O PAICV constata que o desemprego aumentou, mesmo nas Ilhas do Sal e da Boavista, onde nos anos anteriores havia mais facilidades de emprego.

Uma leitura atenta dos dados do INE mostra que foram criados, apenas, 1.396 postos de trabalho. Basta fazer a diferença entre a população desempregada em 2017 e em 2018.

Mas em Cabo Verde há fenómenos que precisam ser esclarecidos, senão estudados:

• Como entender uma economia a crescer, conforme se propala, e a destruição de 9.000 postos de trabalho?

• Temos mais empresas no País e a taxa de actividade cai de 59,2%, para 55,6%.

Os dados indicam também que, em 2018, tivemos mais desemprego nos Concelhos da Praia, de São Vicente e de Santa Cruz.

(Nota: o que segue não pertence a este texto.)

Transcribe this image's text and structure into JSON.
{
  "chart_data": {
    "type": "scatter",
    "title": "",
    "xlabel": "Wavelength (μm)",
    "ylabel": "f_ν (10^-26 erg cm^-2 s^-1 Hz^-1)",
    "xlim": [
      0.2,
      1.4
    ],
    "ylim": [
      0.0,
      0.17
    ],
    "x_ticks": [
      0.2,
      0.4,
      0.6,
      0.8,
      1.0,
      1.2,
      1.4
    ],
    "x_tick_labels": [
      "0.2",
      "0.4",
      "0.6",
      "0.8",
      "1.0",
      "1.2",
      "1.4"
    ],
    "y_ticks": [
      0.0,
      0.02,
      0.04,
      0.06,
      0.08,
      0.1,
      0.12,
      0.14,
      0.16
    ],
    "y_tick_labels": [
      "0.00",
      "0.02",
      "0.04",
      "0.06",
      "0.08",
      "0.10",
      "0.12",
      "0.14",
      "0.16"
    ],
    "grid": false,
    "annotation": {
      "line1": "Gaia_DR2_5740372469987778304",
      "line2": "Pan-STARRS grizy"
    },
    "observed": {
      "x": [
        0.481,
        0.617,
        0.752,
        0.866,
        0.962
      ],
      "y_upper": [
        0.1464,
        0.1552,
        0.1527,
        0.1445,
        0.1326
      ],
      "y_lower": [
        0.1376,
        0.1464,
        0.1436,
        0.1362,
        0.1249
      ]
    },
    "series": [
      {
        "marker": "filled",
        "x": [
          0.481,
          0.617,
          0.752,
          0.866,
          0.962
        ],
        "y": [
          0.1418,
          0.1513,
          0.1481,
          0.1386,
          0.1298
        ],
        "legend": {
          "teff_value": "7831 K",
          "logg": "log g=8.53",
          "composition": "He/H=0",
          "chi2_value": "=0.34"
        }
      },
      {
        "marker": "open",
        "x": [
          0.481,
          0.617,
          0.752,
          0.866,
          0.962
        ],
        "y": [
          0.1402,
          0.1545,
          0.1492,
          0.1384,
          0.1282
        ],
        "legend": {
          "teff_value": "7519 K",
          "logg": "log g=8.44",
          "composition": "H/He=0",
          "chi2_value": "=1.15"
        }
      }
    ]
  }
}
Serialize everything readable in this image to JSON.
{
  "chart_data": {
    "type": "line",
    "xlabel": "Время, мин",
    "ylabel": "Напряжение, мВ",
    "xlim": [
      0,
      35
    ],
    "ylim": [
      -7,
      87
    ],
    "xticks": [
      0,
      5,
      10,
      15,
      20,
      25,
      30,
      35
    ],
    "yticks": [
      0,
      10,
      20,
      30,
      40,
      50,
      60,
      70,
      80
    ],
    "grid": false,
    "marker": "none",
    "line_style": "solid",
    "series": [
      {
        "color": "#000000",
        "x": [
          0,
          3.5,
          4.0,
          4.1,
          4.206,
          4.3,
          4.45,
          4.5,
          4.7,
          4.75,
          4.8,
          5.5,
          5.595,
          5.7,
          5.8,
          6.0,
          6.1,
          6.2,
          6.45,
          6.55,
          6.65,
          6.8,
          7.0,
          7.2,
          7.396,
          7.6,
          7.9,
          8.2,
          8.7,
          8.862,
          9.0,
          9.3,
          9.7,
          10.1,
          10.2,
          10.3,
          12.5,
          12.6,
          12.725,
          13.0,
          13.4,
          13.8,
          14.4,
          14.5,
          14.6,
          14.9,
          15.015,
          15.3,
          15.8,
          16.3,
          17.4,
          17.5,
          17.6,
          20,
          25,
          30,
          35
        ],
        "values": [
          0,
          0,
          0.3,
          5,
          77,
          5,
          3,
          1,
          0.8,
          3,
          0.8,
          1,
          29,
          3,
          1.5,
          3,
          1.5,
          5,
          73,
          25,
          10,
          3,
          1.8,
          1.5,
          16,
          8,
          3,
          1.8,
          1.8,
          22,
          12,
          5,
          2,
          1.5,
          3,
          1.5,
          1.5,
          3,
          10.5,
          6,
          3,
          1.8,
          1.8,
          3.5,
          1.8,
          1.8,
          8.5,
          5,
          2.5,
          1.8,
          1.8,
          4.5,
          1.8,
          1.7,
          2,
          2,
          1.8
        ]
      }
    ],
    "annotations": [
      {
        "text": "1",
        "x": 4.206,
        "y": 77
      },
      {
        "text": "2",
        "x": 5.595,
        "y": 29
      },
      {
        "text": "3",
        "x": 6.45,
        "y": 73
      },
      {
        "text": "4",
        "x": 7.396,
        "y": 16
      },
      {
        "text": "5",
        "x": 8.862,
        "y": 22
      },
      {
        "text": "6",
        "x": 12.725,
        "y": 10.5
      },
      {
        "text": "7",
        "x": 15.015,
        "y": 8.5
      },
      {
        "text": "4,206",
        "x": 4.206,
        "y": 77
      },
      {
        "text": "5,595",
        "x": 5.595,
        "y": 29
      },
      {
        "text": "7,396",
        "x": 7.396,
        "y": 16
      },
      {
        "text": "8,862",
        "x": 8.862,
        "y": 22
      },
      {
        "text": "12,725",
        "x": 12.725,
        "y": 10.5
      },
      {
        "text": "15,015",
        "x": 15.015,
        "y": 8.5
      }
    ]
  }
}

O desinvestimento no Sector Primário, particularmente na Agricultura, é visível com o desemprego a aumentar em mais 4.798 pessoas no meio rural.

Os resultados estimam um aumento da população inactiva (os desanimados) em mais 17.403, que somado aos 19.690, de 2017, perfazem um total de 37 mil pessoas, que já não têm esperança de encontrar emprego.

Aliás, o País conta, neste momento, com 44,4% de população inactiva, ou seja, os que não participam em qualquer actividade económica, sinal preocupante para qualquer economia.

O nível de confiança económica, que tantas vezes vem sendo badalado, não atingiu os trabalhadores deste País.
Sendo assim, não tem razão o Senhor Primeiro Ministro quando justifica o aumento do emprego com o número de inscrições no INPS. O que tem acontecido, neste caso, é a inscrição das pessoas que já trabalhavam e que não estavam inscritas na Previdência Social.

Esses dados mostram, claramente, que as políticas do governo precisam ser repensadas, sendo preciso passar dos discursos à prática no tocante à criação de empregos.

Já é altura de o governo deixar de promessas e de marketing e partir para a acção, pois os cabo-verdianos querem as soluções prometidas!